Public repo for BINF G4003 final project: Mapping Disease Representations from Orphanet Rare Disease Ontology to SNOMED-CT.
- Group: Janice Yang, Liangyu Zhao, Rong Ma, Zhenyu Zhang
Full code is found in ORDO_to_SNOMED.ipynb notebook file. The sequential steps in our mapping method:
- Case-insensitive exact string match to SNOMED disorder-tagged terms
- Find SNOMED atoms from existing UMLS CUI mappings, where available
- First-pass SNOMEDCT_US-restricted MetaMap: map if output is a single term with mapping score 1000
- Use existing ICD10 mappings, find corresponding SNOMED term if available, then get best fuzzy string match between ORDO concept and its synonyms, and the SNOMED term and its children terms.
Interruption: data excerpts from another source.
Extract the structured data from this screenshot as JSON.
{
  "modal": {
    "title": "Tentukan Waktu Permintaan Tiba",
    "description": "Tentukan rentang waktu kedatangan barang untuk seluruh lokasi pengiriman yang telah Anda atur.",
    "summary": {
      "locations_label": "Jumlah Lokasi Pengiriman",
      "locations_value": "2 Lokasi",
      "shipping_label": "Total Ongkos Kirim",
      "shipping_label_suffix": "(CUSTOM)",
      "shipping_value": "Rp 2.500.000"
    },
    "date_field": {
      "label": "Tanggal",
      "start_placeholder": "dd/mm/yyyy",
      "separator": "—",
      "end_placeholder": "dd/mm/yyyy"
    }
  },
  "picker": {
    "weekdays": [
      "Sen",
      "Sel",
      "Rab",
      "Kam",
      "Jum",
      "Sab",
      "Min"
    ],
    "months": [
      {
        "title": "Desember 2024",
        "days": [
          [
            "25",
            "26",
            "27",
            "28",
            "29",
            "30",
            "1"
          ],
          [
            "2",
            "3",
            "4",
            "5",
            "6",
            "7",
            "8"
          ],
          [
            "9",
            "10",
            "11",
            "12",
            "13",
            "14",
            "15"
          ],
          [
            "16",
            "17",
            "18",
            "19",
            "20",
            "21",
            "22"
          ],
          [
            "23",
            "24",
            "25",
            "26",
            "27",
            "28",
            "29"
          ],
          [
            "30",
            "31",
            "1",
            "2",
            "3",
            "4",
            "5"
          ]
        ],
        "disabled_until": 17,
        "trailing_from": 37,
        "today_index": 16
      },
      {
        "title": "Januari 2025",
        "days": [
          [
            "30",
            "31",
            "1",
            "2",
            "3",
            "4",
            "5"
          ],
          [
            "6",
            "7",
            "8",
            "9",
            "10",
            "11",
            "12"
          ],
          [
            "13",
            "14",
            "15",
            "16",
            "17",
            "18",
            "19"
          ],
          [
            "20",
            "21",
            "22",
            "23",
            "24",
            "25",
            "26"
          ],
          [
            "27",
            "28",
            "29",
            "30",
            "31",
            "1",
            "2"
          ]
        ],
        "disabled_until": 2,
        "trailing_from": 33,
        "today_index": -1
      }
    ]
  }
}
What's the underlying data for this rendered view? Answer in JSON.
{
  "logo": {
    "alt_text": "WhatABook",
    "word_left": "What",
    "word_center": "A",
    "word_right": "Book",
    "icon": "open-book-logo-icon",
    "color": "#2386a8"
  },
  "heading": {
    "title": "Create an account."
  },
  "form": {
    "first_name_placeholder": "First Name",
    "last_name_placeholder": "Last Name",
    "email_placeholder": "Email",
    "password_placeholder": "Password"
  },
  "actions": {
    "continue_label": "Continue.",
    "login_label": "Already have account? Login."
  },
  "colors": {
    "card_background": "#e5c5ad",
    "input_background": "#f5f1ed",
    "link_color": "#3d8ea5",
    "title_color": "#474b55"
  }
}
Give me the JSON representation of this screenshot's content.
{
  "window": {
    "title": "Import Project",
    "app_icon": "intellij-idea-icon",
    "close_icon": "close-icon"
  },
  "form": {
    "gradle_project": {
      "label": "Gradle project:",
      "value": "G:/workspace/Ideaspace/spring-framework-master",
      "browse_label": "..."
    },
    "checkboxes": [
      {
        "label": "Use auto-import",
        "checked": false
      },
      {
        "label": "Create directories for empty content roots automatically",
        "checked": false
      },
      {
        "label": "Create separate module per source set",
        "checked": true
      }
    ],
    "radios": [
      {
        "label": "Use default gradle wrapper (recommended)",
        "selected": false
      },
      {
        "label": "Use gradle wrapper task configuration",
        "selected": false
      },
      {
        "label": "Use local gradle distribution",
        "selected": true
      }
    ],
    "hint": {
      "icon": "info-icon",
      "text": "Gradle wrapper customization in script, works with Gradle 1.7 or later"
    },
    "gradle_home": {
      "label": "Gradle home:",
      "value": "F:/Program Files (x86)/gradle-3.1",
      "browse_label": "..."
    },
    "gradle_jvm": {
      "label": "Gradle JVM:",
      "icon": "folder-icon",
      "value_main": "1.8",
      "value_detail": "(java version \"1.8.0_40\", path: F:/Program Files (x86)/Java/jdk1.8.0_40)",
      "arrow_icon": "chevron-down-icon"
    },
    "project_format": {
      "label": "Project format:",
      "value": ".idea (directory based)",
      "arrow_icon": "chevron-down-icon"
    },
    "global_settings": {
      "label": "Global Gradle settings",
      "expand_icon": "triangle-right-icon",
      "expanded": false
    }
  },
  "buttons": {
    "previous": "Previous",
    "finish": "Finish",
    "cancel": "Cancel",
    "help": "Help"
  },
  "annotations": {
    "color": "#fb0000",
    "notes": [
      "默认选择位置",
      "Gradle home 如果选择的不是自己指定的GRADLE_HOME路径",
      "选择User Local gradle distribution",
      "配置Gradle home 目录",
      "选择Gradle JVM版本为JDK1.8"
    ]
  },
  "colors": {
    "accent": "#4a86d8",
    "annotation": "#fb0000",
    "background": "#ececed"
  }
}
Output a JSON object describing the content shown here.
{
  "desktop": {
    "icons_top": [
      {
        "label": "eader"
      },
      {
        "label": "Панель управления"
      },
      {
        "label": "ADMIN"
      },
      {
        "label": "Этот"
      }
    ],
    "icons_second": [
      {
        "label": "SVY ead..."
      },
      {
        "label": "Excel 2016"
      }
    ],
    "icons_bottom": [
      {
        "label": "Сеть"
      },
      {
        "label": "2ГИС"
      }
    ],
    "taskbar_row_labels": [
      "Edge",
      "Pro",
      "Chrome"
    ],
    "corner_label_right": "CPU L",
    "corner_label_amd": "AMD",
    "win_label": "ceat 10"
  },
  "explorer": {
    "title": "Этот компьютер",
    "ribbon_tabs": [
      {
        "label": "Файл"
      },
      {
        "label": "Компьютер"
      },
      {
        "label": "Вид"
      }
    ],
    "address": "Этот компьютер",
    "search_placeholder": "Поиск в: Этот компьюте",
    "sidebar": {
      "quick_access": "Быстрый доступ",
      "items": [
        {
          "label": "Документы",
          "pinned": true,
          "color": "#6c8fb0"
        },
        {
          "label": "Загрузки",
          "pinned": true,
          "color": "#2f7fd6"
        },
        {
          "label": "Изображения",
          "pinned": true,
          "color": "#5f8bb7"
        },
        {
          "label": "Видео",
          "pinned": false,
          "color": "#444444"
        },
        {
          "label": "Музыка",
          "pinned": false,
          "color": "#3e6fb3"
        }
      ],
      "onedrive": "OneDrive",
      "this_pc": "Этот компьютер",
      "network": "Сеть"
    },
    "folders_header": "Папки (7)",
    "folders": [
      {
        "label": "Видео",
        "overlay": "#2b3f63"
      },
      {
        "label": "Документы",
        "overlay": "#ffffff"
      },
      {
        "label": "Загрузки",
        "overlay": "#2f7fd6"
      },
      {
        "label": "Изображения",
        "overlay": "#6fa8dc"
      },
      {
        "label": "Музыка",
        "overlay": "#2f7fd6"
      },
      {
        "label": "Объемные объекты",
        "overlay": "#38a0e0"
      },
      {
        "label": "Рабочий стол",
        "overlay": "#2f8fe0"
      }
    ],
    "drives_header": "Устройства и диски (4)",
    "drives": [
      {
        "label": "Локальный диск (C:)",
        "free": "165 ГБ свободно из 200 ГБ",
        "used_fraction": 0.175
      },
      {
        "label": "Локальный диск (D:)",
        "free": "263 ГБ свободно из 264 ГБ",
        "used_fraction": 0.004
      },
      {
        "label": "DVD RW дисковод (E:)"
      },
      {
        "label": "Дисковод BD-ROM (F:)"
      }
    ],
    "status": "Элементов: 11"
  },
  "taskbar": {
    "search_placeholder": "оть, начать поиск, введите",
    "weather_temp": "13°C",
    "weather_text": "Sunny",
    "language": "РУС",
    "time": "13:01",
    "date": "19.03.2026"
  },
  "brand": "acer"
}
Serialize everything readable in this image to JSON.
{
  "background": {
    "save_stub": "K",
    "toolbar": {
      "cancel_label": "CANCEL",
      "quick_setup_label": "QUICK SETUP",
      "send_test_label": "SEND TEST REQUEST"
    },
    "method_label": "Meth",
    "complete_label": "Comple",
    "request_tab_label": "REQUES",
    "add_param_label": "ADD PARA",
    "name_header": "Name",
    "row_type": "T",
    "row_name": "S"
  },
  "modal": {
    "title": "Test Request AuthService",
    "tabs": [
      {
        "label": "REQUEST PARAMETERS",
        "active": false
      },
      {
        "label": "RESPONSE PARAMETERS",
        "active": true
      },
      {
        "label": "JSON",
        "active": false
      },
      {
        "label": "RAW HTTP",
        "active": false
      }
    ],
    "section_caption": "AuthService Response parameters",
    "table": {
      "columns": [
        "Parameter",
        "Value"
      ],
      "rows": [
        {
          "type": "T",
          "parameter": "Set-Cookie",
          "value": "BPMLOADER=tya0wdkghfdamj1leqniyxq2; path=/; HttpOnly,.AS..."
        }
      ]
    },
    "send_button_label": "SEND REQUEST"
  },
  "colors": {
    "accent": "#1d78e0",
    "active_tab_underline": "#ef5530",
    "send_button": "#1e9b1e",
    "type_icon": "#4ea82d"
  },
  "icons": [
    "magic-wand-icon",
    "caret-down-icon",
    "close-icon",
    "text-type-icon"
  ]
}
- Re-run MetaMap on all remaining terms and use SNOMED's post-coordination format for combining, refining, or qualifying terms. More details on the complete algorithm can be found in our final paper writeup.
- Folder ORDO_info: Stores unmapped terms from each step as input into next step. Also contains ICD-SNOMED mapping dictionary.
- File ORDO_to_SNOMED.ipynb: full code for automated mapping of ORDO disease terms-->SNOMED CT.
- File replace_utf8.jar: Convert output files to UTF-8 encoding.
- Folder Results: Stores mapping results.
- Folder Vocabularies: Placeholder for folder to store vocabulary release files.